27. A system for analysing a digitized speech signal to determine modified excitation
parameters for the digitized speech signal, comprising: means for estimating a fundamental
frequency for the digitized speech signal; means for evaluating a voiced/unvoiced
function using the estimated fundamental frequency to produce a first preliminary
voiced/unvoiced parameter; means for evaluating the voiced/unvoiced function using
another frequency derived from the estimated fundamental frequency to produce a second
preliminary voiced/unvoiced parameter; and means for combining the first and second
preliminary voiced/unvoiced parameters to produce a voiced/unvoiced parameter.

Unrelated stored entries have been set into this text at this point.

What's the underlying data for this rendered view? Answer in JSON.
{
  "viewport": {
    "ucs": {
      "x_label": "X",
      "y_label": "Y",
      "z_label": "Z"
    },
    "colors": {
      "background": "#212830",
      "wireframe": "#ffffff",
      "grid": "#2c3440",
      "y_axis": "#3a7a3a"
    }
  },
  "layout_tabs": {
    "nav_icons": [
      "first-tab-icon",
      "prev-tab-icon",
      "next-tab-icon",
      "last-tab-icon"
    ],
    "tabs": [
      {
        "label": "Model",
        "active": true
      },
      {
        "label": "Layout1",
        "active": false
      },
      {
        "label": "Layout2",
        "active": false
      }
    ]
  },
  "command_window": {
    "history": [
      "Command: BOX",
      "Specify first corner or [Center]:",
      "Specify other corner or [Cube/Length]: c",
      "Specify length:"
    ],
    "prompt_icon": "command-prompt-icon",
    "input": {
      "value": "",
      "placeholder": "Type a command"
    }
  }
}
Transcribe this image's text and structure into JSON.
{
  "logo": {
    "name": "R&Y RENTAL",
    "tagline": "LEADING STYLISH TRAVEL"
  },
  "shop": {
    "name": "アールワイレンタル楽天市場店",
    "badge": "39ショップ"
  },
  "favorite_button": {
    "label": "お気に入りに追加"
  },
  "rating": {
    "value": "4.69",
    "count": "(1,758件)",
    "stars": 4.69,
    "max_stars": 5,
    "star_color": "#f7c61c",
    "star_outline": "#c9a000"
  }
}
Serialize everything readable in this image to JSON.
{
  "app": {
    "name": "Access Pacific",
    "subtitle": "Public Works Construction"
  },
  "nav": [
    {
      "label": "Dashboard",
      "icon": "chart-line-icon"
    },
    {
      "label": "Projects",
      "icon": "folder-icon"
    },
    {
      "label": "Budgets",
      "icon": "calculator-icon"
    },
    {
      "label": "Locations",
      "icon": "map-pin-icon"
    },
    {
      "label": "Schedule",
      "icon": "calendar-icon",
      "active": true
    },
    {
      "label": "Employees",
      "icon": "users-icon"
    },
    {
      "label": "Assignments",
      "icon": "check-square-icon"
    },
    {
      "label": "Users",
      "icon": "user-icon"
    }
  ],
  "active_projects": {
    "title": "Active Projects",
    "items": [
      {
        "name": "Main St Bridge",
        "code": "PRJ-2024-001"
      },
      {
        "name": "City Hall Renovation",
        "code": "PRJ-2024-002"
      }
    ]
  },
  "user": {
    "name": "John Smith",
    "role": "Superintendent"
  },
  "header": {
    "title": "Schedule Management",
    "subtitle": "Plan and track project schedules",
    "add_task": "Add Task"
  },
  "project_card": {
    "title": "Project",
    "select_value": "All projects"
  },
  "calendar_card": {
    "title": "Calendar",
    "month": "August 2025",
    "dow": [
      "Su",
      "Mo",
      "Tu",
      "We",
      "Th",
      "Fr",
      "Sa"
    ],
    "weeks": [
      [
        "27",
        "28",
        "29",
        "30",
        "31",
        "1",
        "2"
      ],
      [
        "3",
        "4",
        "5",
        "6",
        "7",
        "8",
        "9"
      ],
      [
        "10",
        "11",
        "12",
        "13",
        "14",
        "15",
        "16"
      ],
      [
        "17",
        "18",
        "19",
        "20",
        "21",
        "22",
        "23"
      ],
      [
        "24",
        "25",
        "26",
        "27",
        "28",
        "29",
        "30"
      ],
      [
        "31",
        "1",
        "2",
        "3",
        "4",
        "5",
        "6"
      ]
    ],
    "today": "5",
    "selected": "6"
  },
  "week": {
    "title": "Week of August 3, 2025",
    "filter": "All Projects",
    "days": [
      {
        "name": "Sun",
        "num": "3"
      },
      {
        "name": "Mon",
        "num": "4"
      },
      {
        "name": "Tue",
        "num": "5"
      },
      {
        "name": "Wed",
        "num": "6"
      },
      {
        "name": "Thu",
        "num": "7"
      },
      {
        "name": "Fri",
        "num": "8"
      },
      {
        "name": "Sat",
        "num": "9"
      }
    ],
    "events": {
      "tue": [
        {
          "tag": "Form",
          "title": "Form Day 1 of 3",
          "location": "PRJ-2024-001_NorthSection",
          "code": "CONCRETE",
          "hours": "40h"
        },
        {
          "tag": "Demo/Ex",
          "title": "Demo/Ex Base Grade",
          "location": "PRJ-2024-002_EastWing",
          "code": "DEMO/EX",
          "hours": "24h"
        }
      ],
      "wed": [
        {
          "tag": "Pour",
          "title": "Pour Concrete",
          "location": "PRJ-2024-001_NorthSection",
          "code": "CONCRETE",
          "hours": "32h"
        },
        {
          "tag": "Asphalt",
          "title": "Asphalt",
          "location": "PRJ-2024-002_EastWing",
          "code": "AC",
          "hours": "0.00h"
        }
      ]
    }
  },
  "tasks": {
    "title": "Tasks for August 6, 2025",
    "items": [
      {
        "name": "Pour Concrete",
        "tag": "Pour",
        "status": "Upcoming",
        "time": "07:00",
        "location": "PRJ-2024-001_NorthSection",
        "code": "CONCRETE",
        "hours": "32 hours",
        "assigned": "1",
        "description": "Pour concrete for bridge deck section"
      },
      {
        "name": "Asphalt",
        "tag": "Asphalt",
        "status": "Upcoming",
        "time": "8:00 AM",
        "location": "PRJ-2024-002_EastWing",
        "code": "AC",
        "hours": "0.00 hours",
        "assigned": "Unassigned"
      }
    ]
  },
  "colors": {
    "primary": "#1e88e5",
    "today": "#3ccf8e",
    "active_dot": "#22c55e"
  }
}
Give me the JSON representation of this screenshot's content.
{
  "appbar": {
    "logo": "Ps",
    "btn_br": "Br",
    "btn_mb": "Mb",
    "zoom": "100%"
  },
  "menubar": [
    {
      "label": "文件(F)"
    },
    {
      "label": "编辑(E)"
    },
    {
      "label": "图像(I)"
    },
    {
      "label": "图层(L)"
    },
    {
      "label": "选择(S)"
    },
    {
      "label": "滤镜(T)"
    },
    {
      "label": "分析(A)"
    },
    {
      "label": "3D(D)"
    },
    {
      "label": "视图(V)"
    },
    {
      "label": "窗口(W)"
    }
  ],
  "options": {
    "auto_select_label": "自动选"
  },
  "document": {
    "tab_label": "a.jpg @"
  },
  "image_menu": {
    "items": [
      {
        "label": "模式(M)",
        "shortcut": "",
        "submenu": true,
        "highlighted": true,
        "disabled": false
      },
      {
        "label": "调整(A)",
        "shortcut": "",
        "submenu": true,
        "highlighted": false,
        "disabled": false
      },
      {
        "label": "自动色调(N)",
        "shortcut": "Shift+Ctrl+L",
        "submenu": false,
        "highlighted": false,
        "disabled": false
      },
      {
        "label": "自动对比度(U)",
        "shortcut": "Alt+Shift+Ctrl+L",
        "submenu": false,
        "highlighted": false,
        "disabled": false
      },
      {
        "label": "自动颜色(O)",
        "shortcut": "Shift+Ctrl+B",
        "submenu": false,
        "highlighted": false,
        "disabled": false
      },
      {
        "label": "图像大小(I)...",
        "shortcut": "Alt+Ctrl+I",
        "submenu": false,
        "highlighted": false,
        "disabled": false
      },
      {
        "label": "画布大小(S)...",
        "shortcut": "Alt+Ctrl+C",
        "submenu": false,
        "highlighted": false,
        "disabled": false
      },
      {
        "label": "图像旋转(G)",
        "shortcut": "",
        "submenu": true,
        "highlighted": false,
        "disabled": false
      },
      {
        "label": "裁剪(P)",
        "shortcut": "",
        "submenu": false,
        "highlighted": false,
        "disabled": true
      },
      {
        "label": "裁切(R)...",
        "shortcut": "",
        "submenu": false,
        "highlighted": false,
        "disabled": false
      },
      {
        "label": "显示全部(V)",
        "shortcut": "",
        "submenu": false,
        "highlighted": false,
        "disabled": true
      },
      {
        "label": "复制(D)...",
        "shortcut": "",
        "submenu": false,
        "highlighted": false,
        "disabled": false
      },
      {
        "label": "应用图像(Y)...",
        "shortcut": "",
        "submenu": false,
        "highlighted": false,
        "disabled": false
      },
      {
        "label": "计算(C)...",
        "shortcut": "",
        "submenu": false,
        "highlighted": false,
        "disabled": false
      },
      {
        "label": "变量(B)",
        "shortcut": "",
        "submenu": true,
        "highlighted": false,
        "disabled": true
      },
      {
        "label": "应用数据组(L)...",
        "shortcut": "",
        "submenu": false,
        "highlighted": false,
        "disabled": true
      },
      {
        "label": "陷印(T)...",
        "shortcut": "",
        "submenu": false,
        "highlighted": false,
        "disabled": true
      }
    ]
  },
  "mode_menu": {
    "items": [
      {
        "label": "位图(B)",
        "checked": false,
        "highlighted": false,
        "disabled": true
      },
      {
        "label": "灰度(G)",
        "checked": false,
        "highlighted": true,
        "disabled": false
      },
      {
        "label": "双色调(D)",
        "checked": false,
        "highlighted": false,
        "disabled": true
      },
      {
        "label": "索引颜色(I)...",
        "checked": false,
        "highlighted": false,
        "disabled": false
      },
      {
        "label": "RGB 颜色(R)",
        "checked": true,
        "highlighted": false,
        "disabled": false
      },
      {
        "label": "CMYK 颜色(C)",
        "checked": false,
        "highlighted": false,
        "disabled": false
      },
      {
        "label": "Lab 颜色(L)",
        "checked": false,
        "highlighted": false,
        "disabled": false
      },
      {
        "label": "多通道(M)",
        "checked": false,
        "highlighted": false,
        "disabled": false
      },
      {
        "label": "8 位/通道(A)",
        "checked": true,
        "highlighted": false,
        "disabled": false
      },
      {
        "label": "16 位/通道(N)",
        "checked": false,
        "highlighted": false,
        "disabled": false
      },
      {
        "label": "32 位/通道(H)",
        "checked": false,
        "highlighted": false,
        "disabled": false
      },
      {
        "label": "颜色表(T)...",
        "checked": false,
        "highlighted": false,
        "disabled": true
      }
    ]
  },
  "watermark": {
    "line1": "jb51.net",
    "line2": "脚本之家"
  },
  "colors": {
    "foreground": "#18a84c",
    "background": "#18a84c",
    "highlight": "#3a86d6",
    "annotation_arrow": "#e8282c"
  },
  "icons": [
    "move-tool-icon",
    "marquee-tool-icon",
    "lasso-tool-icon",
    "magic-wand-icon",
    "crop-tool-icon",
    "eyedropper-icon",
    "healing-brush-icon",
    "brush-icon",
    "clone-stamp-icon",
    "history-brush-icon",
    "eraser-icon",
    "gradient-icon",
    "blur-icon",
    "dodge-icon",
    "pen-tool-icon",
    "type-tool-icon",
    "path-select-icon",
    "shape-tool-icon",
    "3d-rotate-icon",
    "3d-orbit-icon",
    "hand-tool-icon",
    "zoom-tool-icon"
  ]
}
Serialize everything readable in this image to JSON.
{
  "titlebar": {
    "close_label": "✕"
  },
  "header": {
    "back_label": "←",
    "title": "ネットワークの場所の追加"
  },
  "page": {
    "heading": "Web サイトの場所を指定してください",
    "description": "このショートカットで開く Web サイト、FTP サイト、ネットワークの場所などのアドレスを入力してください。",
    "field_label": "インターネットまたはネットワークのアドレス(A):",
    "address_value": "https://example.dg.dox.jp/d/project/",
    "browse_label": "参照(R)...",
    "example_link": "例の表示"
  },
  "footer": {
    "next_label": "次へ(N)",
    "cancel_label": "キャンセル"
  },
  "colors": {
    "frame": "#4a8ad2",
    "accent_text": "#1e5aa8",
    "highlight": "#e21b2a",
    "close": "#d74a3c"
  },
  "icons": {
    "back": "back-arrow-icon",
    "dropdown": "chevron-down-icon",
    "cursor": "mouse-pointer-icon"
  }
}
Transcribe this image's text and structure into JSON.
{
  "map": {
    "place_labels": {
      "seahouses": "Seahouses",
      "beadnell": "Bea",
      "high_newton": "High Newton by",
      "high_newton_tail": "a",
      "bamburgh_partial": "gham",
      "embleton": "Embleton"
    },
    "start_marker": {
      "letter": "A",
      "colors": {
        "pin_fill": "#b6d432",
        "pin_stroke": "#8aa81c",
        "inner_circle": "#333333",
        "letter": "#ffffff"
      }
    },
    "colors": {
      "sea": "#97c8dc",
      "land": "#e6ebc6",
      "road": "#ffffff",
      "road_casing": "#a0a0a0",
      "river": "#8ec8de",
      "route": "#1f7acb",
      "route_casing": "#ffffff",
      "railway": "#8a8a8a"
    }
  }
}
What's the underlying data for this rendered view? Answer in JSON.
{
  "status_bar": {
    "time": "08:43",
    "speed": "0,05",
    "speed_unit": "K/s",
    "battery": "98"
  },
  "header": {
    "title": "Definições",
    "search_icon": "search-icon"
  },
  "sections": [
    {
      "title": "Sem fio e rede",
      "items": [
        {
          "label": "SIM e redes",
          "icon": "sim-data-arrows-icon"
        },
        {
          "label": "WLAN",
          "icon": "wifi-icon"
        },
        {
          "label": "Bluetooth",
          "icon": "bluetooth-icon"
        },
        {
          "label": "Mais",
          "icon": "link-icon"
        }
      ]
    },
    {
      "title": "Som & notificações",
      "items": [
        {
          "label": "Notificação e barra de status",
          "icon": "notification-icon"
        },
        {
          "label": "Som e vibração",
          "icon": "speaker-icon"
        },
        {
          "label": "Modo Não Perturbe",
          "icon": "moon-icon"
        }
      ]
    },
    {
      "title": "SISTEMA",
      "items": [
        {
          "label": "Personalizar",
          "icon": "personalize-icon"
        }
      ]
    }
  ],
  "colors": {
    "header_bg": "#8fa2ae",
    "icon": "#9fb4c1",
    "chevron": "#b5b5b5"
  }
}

28. A system for analysing a digitized speech signal to determine a fundamental frequency
estimate for the digitized speech signal, comprising: means for determining a predicted
fundamental frequency estimate from previous fundamental frequency estimates; means
for determining an initial fundamental frequency estimate; means for evaluating an
error function at the initial fundamental frequency estimate to produce a first error
function value; means for evaluating the error function at at least one other frequency
derived from the initial fundamental frequency estimate to produce a second error
function value; and means for selecting a fundamental frequency estimate using the
predicted fundamental frequency estimate, the initial fundamental frequency estimate,
the first error function value, and the second error function value.
29. A method of analysing a digitized speech signal to determine a voiced/unvoiced function
for the digitized speech signal, comprising: dividing the digitized speech signal
into at least two frequency band signals; determining a first preliminary voiced/unvoiced
function for at least two of the frequency band signals using a first method; determining
a second preliminary voiced/unvoiced function for at least two of the frequency band
signals using a second method which is different from the above said first method;
and using the first and second preliminary excitation parameters to determine a voiced/unvoiced
function for at least two of the frequency band signals.